Text truncation at a word boundary using C#

Following on from my last post on stripping HTML from text using C#, once I had removed all signs of HTML from the incoming text, I was also required to show a short preview of the text. I originally went with a truncation method, as follows:

namespace ExtensionMethods
{
    public static class StringExtensionMethods
    {
        public static string Truncate(this string text, int maximumLength)
        {
            if (string.IsNullOrEmpty(text))
            {
                return text;
            }

            return text.Length <= maximumLength ? text : text.Substring(0, maximumLength);
        }
    }
}

This works, but the results look a little odd if the truncate happens half-way through a word.

Instead, I came up this method to truncate at the first word break within the allowed number of characters:

using System.Linq;

namespace ExtensionMethods
{
    public static class StringExtensionMethods
    {
        private static readonly char[] Punctuation = {'.', ',', ';', ':'};

        public static string TruncateAtWordBoundary(this string text, int maximumLength)
        {
            if (string.IsNullOrEmpty(text))
            {
                return text;
            }

            if (text.Length <= maximumLength)
            {
                return text;
            }

            // If the character after the cut off is white space or punctuation 
            // then return what we've got using substring:
            var isCutOffWhiteSpaceOrPunctuation = char.IsWhiteSpace(text[maximumLength]) || Punctuation.Contains(text[maximumLength]);
            text = text.Substring(0, maximumLength);

            if (isCutOffWhiteSpaceOrPunctuation)
            {
                return text;
            }

            // Find the last white-space or punctuation and chop off there:
            var lastWhiteSpaceOrPunctuationPosition = 0;
            for (var i = text.Length - 1; i >= 0; i--)
            {
                if (char.IsWhiteSpace(text[i]) || Punctuation.Contains(text[i]))
                {
                    lastWhiteSpaceOrPunctuationPosition = i;
                    break;
                }
            }

            text = text.Substring(0, lastWhiteSpaceOrPunctuationPosition).Trim();

            return text;
        }
    }
}

While not perfect, this approach works a lot better. Please feel free to suggest improvements.
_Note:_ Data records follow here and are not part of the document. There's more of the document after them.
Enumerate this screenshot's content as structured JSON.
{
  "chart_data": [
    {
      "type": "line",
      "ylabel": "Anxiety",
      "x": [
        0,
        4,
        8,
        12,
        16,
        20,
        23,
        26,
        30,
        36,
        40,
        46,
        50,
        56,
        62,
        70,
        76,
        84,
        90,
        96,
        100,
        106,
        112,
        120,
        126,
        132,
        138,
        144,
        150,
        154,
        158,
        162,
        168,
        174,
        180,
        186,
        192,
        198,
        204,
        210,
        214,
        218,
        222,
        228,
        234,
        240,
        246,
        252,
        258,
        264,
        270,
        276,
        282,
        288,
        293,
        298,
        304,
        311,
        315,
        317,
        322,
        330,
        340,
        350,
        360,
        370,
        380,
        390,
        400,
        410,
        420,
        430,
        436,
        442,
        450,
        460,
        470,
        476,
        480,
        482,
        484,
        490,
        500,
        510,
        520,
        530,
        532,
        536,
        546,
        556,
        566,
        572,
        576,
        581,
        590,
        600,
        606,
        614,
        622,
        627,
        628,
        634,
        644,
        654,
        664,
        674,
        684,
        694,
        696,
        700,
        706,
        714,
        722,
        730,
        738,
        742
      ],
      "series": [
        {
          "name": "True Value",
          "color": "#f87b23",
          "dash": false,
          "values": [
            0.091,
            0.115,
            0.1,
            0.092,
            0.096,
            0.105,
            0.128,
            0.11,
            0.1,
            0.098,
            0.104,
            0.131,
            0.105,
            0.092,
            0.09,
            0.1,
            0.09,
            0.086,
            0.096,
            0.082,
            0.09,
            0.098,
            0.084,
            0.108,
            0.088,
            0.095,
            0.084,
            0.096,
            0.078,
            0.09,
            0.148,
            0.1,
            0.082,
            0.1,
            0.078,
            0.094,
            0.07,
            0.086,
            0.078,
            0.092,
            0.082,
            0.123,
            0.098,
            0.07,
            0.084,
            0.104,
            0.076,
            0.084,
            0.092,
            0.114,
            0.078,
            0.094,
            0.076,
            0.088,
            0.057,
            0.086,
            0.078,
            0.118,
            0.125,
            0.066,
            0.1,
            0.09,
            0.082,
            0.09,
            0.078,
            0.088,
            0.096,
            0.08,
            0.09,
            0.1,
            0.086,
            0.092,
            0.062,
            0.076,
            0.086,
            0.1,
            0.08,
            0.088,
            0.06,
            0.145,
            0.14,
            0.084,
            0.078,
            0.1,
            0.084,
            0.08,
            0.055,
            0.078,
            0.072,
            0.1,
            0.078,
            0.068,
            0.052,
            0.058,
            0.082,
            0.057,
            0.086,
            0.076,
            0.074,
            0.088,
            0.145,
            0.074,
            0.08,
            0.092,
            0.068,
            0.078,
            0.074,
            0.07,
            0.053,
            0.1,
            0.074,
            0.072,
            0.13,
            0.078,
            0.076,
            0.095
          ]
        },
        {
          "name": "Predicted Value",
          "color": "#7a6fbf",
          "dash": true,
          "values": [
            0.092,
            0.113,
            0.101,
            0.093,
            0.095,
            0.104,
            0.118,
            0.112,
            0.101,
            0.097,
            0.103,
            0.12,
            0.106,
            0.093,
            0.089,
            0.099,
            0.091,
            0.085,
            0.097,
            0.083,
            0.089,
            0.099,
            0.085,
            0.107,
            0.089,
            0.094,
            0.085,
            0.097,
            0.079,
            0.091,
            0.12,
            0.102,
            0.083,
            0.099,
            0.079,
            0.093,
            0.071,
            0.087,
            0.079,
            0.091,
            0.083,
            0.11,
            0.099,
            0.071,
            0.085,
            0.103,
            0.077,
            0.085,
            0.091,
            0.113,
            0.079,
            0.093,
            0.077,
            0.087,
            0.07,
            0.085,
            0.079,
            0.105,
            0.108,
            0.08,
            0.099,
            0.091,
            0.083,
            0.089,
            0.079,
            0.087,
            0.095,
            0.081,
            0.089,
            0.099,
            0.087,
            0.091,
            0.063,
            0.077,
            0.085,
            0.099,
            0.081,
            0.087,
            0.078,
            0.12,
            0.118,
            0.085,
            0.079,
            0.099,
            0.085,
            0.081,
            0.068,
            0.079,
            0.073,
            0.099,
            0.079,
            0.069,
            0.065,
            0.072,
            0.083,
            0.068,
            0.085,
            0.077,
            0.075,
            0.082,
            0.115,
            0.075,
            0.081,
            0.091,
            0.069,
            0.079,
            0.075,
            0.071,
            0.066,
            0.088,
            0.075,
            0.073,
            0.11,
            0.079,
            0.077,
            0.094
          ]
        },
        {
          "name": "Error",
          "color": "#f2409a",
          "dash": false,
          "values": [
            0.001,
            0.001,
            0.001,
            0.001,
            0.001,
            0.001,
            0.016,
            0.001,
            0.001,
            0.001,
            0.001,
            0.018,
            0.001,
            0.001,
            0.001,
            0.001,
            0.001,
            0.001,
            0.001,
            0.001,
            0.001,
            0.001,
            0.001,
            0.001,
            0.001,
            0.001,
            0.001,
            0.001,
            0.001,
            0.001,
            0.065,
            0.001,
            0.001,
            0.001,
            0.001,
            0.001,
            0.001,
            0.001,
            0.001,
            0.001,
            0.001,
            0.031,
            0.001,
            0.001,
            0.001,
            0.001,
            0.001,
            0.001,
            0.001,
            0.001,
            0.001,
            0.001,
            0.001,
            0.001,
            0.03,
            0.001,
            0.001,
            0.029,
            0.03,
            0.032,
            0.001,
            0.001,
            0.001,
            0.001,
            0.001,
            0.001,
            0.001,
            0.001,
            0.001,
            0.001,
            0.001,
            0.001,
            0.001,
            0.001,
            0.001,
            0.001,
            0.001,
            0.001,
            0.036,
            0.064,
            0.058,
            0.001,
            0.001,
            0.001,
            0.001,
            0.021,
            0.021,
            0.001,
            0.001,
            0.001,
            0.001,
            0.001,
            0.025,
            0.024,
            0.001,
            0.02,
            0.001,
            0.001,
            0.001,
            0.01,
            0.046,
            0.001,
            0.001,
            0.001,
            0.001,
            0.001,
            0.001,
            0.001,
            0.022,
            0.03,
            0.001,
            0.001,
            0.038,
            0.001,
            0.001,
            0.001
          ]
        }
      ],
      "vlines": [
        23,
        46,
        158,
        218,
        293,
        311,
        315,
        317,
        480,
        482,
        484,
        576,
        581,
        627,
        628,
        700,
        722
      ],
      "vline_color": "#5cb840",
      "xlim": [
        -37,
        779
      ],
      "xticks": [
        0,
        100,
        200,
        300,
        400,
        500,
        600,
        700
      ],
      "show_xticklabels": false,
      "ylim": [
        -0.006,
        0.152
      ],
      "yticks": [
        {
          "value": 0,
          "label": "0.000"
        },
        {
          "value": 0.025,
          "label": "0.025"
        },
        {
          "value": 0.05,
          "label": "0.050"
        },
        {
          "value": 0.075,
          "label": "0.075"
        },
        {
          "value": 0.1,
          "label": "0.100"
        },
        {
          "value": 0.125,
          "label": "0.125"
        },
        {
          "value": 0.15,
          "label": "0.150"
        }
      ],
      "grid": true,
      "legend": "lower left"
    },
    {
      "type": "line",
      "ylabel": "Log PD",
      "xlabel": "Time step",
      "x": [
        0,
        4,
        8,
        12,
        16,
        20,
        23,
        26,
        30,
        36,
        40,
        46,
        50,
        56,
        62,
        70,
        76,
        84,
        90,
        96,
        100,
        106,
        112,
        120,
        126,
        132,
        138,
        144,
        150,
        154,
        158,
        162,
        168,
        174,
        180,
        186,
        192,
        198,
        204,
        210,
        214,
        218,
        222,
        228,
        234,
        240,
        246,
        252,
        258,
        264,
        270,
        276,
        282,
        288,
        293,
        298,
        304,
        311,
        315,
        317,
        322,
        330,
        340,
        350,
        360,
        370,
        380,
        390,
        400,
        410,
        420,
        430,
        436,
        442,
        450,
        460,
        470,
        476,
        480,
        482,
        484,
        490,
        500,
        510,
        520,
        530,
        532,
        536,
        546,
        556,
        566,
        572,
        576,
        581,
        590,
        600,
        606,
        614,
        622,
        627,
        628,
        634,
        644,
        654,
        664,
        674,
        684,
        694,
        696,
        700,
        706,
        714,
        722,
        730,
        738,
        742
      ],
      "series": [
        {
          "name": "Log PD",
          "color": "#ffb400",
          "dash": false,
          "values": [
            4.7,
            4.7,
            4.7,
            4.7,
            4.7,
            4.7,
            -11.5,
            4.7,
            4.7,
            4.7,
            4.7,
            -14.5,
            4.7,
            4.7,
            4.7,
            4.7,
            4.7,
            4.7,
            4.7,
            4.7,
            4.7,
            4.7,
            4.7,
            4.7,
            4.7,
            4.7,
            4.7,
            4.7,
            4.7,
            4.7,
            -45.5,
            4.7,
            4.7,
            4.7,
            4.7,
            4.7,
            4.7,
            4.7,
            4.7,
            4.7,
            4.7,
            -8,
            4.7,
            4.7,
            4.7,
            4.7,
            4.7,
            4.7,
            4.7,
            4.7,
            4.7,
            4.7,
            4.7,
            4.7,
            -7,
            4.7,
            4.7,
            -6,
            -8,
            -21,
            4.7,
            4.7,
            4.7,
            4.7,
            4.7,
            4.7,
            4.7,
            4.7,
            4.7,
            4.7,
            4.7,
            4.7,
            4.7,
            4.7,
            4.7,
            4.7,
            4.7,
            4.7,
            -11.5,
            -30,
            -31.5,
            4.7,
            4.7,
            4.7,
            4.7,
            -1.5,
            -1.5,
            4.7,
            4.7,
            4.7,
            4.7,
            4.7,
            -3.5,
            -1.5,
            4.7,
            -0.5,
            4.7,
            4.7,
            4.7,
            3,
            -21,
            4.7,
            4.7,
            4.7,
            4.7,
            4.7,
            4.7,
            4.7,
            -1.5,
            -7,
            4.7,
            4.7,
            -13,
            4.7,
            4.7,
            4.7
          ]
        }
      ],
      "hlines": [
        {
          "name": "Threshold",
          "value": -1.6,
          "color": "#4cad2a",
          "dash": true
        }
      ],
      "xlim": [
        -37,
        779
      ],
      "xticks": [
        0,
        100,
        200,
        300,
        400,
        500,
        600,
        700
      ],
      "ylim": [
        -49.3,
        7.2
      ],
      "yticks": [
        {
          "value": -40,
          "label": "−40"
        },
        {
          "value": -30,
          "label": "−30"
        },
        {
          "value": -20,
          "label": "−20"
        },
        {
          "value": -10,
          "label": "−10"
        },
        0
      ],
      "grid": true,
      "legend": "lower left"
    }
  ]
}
Stripping HTML from text using C#

I recently had a situation where I needed to show some text received in HTML format as plain text. This is the method I now use for this purpose, implemented as an extension method:

using System.Linq;
using System.Text.RegularExpressions;

namespace ExtensionMethods
{
    public static class StringExtensionMethods
    {
        public static string StripHtml(this string text)
        {
            if (string.IsNullOrEmpty(text))
            {
                return text;
            }

            var tagRegex = new Regex(@"(?></?\w+)(?>(?:[^>'""]+|'[^']*'|""[^""]*"")*)>");
            var tagMatches = tagRegex.Matches(text);

            var commentRegex = new Regex(@"\<![ \r\n\t]*(--([^\-]|[\r\n]|-[^\-])*--[ \r\n\t]*)\>");
            var commentMatches = commentRegex.Matches(text);

            // Replace each tag match with an empty space:
            text = tagMatches.Cast<object>().Aggregate(text, (current, match) => current.Replace(match.ToString(), " "));

            // Replace each comment with an empty string:
            text = commentMatches.Cast<object>()
                .Aggregate(text, (current, match) => current.Replace(match.ToString(), string.Empty));

            // We also need to replace &nbsp; as this can mess up the system:
            text = text.Replace("&nbsp;", " ");

            // Trim and remove all double spaces:
            text = text.Trim().RemoveDoubleSpaces();

            return text;
        }

        public static string RemoveDoubleSpaces(this string text)
        {
            if (string.IsNullOrEmpty(text))
            {
                return text;
            }

            // Condense all double spaces to a single space:
            while (text.Contains("  "))
            {
                text = text.Replace("  ", " ");
            }

            return text;
        }
    }
}

The method RemoveDoubleSpaces was also needed, since after replacing HTML elements with empty space it is possible to end up with multiple empty spaces where a single space would do. This is quite a useful method in its own right, hence separating it out.

If you find any inputs which trip this method up, please let me know.